The acquisition of Germany’s largest cable provider, Kabel Deutschland, by Britain’s Vodafone is exciting news that bodes well for merger and acquisition activity in Europe, for the future of the technology, media and telecommunications (TMT) sector there and of course, for the two companies involved themselves.
Vodafone, which sold its stake in U.S. operator Verizon Wireless in order to be able to finance the Kabel Deutschland transaction without taking on any new debt, has secured more than 75% of the minimum shareholder approval needed to see the deal, which is set for a first review by the European Commission on September 20. And although some investors felt the deal was on the rich side for the company, others including Stephen Peak, head of global equities at Henderson Global Investors in London, and manager of its European absolute-return equity strategy, are viewing it as a strategic step forward for Vodafone, one that makes sense for its business going forward with respect to market penetration and business synergies.
Furthermore, many companies in Europe, despite the overall macroeconomic environment and recession, are actually cash-rich and ready to make acquisitions in their respective sectors, Peak said. Most large European corporates, Vodafone included, have strong balance sheets, he said, so “I say ‘watch this space,’ as it isn’t the first deal of this kind we’re going to see.”

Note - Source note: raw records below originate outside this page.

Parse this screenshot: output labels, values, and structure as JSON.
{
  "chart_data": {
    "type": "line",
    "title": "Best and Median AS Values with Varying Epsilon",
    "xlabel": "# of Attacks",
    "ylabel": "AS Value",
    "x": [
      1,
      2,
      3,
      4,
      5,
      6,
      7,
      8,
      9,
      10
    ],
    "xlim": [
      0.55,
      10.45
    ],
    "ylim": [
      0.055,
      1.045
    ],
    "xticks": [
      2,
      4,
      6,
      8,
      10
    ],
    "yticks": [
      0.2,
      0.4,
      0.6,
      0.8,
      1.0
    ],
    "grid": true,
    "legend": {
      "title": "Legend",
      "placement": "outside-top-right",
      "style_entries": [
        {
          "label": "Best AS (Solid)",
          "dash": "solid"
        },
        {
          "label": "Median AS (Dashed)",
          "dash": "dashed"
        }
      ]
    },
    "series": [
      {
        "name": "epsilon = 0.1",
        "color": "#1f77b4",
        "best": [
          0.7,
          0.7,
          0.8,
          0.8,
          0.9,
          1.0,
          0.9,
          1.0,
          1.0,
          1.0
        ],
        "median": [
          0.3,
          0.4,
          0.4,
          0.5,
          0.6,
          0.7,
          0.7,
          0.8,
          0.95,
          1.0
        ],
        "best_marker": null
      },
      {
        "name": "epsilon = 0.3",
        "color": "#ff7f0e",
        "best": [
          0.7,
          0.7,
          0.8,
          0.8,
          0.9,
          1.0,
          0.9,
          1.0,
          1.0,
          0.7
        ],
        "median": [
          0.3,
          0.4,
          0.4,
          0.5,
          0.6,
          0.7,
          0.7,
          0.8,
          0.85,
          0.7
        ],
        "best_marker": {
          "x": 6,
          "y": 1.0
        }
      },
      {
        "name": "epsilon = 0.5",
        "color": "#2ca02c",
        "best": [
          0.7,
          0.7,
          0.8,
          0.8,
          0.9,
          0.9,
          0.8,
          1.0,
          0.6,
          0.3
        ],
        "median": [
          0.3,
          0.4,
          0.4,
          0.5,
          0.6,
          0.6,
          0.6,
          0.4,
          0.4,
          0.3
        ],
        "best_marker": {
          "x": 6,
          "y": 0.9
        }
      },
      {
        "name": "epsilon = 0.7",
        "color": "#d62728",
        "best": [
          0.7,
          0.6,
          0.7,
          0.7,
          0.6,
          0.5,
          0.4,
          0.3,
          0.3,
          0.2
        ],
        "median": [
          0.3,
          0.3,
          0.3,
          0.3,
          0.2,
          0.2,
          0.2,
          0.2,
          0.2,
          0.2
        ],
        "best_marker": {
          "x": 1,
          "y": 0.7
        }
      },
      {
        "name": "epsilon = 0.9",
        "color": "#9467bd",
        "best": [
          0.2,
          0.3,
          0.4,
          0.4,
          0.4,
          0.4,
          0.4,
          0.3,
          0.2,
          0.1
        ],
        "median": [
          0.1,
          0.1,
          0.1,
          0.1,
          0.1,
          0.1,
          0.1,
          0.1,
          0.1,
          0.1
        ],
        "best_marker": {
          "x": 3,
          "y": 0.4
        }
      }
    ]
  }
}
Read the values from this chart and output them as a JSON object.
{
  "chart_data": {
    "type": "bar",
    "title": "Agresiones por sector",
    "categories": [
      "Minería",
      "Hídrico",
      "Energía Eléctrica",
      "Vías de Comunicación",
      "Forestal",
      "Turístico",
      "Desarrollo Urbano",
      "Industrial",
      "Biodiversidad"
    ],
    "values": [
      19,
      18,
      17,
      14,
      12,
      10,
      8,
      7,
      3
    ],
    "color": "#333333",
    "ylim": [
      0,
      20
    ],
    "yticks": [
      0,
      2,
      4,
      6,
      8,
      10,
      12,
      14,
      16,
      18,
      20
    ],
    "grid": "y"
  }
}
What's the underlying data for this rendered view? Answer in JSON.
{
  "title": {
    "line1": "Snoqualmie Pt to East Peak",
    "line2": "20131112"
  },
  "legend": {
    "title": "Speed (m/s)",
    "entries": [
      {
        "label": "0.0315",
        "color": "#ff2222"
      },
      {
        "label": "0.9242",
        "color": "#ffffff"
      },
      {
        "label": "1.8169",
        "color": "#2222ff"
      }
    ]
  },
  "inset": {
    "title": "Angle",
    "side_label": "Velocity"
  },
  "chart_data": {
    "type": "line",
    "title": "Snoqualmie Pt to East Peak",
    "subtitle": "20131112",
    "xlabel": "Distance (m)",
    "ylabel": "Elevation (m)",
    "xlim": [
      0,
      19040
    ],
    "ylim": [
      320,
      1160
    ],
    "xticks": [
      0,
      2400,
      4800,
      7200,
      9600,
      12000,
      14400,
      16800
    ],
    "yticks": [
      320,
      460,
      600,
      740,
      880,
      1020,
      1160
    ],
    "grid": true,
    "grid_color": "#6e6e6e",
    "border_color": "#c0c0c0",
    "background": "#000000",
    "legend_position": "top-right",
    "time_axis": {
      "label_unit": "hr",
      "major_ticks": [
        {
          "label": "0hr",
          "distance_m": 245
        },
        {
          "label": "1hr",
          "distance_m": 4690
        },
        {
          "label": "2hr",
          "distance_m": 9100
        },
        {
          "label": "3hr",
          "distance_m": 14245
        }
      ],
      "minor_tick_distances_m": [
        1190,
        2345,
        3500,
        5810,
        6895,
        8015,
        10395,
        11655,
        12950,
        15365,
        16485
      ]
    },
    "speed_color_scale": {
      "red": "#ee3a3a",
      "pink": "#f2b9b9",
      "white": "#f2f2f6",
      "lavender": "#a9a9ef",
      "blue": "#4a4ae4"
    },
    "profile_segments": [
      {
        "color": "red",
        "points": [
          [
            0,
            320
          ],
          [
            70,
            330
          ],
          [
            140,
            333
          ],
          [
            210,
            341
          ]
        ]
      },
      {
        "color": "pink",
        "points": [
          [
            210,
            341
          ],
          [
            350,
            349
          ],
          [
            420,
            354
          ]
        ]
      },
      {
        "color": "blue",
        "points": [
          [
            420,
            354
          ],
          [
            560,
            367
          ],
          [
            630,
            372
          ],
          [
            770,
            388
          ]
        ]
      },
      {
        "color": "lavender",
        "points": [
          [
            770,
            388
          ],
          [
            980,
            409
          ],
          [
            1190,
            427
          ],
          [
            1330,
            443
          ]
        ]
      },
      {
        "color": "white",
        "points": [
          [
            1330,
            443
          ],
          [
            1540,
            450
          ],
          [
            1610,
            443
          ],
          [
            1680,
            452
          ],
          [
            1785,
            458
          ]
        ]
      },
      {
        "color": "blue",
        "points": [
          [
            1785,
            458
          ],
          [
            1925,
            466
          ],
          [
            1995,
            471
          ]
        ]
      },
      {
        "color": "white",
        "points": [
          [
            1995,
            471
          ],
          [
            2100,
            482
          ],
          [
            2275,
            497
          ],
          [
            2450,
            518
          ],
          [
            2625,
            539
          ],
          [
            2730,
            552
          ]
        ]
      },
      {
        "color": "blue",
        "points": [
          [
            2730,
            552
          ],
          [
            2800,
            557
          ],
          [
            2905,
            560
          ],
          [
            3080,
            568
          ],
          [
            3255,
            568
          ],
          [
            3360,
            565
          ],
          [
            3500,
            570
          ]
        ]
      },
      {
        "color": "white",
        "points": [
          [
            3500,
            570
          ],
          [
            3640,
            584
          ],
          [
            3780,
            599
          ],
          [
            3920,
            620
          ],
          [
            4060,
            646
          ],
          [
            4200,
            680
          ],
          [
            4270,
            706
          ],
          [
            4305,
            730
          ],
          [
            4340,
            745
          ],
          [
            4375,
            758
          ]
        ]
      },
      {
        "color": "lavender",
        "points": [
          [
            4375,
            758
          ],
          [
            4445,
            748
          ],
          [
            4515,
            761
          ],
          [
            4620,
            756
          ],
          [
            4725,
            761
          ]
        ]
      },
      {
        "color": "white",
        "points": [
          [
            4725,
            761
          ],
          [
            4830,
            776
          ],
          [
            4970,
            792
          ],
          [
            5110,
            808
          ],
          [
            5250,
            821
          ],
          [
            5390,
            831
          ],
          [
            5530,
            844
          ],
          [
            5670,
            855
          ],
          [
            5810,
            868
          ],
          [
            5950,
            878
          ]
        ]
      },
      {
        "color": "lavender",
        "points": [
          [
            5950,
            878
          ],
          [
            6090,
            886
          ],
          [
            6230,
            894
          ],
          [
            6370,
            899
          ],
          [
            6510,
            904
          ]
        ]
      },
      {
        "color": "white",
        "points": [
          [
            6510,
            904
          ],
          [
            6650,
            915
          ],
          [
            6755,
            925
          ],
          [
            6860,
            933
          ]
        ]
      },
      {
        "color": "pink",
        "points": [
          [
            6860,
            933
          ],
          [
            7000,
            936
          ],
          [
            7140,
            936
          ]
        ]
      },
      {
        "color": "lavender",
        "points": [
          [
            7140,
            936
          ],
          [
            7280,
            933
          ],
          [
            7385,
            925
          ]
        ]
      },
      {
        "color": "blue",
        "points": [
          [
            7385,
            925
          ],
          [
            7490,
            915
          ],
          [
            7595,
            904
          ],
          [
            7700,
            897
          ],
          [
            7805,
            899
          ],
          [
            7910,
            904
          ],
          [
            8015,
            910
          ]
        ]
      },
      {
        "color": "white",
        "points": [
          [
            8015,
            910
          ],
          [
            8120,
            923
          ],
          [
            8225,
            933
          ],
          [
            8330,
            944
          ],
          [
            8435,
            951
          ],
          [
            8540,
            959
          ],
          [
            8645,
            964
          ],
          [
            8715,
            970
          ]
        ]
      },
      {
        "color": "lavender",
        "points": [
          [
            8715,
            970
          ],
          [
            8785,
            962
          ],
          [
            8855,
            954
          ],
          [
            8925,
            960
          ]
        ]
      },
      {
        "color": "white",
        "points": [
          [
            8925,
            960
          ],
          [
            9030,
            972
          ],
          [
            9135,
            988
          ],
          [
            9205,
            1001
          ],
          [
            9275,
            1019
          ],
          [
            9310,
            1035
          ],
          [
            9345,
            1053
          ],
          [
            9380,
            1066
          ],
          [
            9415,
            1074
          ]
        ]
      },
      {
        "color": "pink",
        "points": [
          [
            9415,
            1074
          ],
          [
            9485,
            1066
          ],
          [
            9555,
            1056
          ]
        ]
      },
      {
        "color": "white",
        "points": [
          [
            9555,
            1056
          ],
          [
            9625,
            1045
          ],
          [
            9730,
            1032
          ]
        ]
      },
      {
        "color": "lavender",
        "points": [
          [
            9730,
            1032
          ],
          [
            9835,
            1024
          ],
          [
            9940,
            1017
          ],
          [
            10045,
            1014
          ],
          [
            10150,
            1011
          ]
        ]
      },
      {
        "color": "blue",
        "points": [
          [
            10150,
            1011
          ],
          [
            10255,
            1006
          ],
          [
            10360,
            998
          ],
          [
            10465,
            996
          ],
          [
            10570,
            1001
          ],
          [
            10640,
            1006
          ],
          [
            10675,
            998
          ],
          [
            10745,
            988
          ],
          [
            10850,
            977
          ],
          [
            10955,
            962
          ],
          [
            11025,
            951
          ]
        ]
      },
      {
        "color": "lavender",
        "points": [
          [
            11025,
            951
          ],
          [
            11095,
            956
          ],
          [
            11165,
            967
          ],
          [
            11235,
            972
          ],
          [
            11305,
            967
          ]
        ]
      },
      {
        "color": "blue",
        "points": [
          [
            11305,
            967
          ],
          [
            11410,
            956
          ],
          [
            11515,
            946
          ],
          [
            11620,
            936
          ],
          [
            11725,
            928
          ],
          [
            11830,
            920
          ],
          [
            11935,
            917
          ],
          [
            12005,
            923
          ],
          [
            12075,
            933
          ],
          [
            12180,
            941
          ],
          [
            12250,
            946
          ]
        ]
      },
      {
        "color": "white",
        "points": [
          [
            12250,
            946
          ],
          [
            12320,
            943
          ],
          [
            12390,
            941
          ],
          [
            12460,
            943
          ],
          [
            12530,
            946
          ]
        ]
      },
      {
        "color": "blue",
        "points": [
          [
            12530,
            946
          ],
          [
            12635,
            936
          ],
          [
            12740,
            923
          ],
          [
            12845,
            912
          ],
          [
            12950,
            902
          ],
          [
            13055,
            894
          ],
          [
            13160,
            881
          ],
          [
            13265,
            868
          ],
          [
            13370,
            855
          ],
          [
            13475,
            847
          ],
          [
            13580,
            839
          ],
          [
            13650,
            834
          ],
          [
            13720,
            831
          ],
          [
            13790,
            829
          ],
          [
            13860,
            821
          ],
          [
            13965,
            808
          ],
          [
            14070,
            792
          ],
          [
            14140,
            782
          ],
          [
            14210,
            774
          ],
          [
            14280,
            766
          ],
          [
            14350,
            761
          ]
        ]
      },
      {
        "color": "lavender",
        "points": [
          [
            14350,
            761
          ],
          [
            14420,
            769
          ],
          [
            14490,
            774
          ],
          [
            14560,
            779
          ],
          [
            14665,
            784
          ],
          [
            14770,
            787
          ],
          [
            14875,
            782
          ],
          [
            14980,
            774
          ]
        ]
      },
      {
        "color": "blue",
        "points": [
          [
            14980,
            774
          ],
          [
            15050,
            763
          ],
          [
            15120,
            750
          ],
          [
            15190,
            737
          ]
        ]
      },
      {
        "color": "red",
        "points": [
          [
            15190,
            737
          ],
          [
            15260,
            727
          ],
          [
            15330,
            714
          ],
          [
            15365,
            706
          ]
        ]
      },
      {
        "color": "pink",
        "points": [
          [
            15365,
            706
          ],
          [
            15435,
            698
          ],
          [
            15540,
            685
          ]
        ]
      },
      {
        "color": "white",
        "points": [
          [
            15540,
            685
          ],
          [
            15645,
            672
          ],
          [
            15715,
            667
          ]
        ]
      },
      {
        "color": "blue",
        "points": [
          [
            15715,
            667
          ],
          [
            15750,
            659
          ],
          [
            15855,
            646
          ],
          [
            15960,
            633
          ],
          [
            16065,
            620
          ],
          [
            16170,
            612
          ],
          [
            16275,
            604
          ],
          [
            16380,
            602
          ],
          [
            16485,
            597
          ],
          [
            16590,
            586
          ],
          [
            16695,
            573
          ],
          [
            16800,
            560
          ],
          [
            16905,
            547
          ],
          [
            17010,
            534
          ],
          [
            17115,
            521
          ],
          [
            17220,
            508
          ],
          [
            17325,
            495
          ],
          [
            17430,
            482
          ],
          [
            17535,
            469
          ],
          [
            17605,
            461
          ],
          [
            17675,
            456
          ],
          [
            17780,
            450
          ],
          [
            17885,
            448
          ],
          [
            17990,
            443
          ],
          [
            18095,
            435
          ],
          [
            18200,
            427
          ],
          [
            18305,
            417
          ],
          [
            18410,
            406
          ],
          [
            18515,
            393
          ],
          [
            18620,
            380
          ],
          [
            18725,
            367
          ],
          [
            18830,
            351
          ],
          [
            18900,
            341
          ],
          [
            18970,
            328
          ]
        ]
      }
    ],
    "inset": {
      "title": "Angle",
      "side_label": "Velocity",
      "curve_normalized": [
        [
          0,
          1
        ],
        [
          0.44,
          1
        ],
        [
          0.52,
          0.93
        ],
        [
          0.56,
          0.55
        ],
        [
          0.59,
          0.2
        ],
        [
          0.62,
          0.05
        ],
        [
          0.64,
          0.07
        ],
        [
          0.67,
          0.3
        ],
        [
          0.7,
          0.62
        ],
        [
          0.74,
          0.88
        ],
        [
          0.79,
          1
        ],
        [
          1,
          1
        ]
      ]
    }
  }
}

Vodafone is primarily a mobile wireless operator and most of its main competitors in Europe are ex-state owned telecoms companies with both fixed and mobile networks, said Damien Chew, senior director, corporates, at Fitch Ratings in London. The company’s mobile businesses are usually ranked either first or second in each of the European countries it operates in, yet Vodafone doesn’t have a very strong fixed line presence, which is one of the main motivations for the Kabel Deutschland acquisition.
“The European telecoms markets are moving toward integrated fixed and mobile services, and if Vodafone cannot offer these bundled offerings, it may risk falling behind,” Chew said.
In its 2012 Annual Report, Vodafone clearly stated its goal of becoming the provider of choice for customers wanting to use data Internet services on their mobile phones. The company’s fastest growing business segment is data, Vodafone said, up by 22.2% for 2012 compared to a 4.4% rise for messaging revenue and a 4% fall for voice revenue.
“This demand is being driven by three key factors: a widening range of powerful and attractive smartphones and tablets; significant improvements in mobile network quality and capability; and an increased choice of user friendly and useful applications for business and social use,” according to Vodafone.